ÇÖZÜMSÜZLÜK HALİ VE STATÜKO
Çoğumuz, Kıbrıs sorununun çözümlenmesinin hayatımızda köklü değişiklikler yapacağına, bizi rahatlatacağına inanıyoruz. Mevcut durumun değişmesini; yerini “çözüm” diyebileceğimiz yeni bir halin almasını istiyoruz.
Ne yazık ki, Rum tarafı mevcut durumu görüşmeler yolu ile değiştirmeye razı gelmiyor:
- Kıbrıs sorununun çözümlenmesi için Birleşmiş Milletler tarafından hazırlanan Annan Planı’nı reddettiler. Yetmedi; Crans Montana’da verilen bütün tavizlere karşı masayı devirmekte de tereddüt etmediler. Kapsamlı bir çözüme ulaşarak Kıbrıs’ı bizimle paylaşmak istemiyorlar.

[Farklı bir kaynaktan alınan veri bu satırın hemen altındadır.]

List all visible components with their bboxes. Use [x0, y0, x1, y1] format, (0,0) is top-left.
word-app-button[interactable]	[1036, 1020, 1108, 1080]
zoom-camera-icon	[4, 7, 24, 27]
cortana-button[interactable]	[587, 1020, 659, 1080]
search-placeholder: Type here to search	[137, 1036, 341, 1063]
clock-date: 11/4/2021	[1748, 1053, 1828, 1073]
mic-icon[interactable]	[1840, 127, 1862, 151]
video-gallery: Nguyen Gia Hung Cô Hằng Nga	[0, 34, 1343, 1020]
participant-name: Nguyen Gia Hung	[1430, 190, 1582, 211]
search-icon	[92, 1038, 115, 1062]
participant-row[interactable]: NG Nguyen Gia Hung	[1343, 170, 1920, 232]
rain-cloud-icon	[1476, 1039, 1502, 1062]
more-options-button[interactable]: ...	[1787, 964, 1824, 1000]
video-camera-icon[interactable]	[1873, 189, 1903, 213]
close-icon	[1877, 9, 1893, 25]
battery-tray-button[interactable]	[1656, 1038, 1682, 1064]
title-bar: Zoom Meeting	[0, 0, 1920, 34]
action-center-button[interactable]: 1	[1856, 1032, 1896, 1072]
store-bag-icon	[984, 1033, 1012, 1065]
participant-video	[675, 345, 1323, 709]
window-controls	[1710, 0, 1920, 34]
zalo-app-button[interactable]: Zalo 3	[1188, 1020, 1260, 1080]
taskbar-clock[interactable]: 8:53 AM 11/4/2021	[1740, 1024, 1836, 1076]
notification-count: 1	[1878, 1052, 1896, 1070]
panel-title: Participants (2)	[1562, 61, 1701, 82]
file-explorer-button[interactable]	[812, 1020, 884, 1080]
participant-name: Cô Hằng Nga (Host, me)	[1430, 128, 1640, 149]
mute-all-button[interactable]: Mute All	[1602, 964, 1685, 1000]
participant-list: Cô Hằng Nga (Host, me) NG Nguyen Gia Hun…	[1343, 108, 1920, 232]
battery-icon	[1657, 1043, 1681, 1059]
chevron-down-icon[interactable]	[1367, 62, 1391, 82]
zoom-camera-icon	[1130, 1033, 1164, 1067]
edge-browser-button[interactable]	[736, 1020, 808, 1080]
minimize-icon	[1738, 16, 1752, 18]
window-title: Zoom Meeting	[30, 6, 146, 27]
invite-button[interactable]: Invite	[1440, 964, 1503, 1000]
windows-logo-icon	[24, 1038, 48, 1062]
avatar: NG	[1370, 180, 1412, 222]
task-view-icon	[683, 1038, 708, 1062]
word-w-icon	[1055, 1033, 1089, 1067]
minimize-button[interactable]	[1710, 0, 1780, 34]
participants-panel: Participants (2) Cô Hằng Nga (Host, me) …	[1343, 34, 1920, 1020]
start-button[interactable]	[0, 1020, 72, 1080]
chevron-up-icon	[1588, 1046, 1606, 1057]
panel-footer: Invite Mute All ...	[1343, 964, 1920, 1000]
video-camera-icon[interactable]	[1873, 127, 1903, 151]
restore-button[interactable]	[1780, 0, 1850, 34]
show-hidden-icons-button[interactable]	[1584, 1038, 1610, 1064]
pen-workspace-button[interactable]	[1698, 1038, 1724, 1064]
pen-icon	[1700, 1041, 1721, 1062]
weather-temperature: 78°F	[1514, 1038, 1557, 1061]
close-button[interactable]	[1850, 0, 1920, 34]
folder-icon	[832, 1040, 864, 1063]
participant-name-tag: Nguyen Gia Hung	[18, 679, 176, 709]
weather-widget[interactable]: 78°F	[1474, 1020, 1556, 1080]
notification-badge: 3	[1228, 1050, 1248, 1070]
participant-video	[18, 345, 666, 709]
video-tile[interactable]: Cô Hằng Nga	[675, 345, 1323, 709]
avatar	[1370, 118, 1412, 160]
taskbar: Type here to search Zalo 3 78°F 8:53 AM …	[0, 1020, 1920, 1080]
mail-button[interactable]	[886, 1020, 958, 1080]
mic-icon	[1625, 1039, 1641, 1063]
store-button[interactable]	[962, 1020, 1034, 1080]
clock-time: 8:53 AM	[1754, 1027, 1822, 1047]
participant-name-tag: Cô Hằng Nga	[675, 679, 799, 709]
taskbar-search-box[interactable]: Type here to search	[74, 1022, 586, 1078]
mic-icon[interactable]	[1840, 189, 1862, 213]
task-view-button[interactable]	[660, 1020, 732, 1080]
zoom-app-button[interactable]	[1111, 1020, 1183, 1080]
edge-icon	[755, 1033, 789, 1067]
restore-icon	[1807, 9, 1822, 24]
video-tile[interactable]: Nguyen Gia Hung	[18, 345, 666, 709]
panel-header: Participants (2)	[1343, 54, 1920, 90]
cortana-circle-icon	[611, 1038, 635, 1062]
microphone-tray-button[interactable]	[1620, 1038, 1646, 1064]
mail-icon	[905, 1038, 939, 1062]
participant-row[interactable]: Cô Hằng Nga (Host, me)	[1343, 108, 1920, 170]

- Kapalı Maraş’taki açılım sonucunda eski mülk sahiplerinin geri dönebileceğini biliyor ama buna rağmen bu açılımı engellemek için ellerinden geleni yapıyorlar. Doğu Akdeniz’deki gaz kaynaklarını paylaşmak veya birlikte değerlendirmek için işbirliğine de yanaşmıyorlar.Ortak havaalanı, ortak hastane gibi düşünceleri de redediyorlar. Kısmi çözümlere hazır olduklarını da sanmıyorum.
Şimdiki durumu, kendi kontrollerinde ama bizim ve Türkiye’nin aleyhine olacak şekilde yavaşca değiştirme çabalarını da izliyoruz zaten… Görüşmelerin de başlamasını ve sürmesini istiyorlar. Bu, çok önemliymiş… Gitmeyen treni sallayıp, gidiyormuş izlenimi yaratıyor!
Bu durumda ben, statükonun bir numaralı bekcisinin Kıbrıs Rum tarafı olduğuna hükmediyorum… Hristodulidis’in “istikrar” dediği de bu olsa gerek!
STATÜKO VE ÇÖZÜM
Siyasi eşitliğe dayanan federal bir çözümün, gerek Ada üzerindeki, gerekse Doğu Akdeniz’deki statükoyu bizim lehimize değiştirerek hak ve çıkarlarımızın korunmasına hizmet edeceği kanaatindeyim. Bu nedenle Erdoğan ve Tatar’ın Ankara’dan verdikleri mesajları memnuniyetle karşıladığımı söyleyemem. “İki devletli çözüm” görüşmenin nasıl olacağını da anlayabilmiş değilim doğrusu…
Ama bu yeni yaklaşımla uğraşmayı, uluslararası aktörlere ve Rum tarafına bırakmanın çok daha doğru olacağını da düşünüyorum. Kendi aramızda “federasyon” mu; “iki devlet” mi diye kavga etmenin hiçbir yararı olmayacak.
Rum tarafı bu kavgayı kazananla mevcut statükoyu değiştiren bir anlaşma mı yapacak? Federatif veya iki devletli bir çözüm istediler de biz mi engel olduk?
Şimdi yeni gelişmeleri hep birlikte izleyeceğiz:
- Türk tarafı, BM Genel Sekreteri’ne Erdoğan ve Tatar’ın konuşmaları doğrultusunda bir tutum bildirirse Beşli Konferans toplanacak mı?
- Rum tarafı, bu yeni tutum karşısında ne yapacak?
- Amerikalılar, madem ki “iki devlet istiyorsunuz, biz artık arada gidip-gelmekten de vazgeçiyoruz” mu diyecekler?
Statükoyu sürdürmek mi, yoksa değiştirmek mi istiyorlar?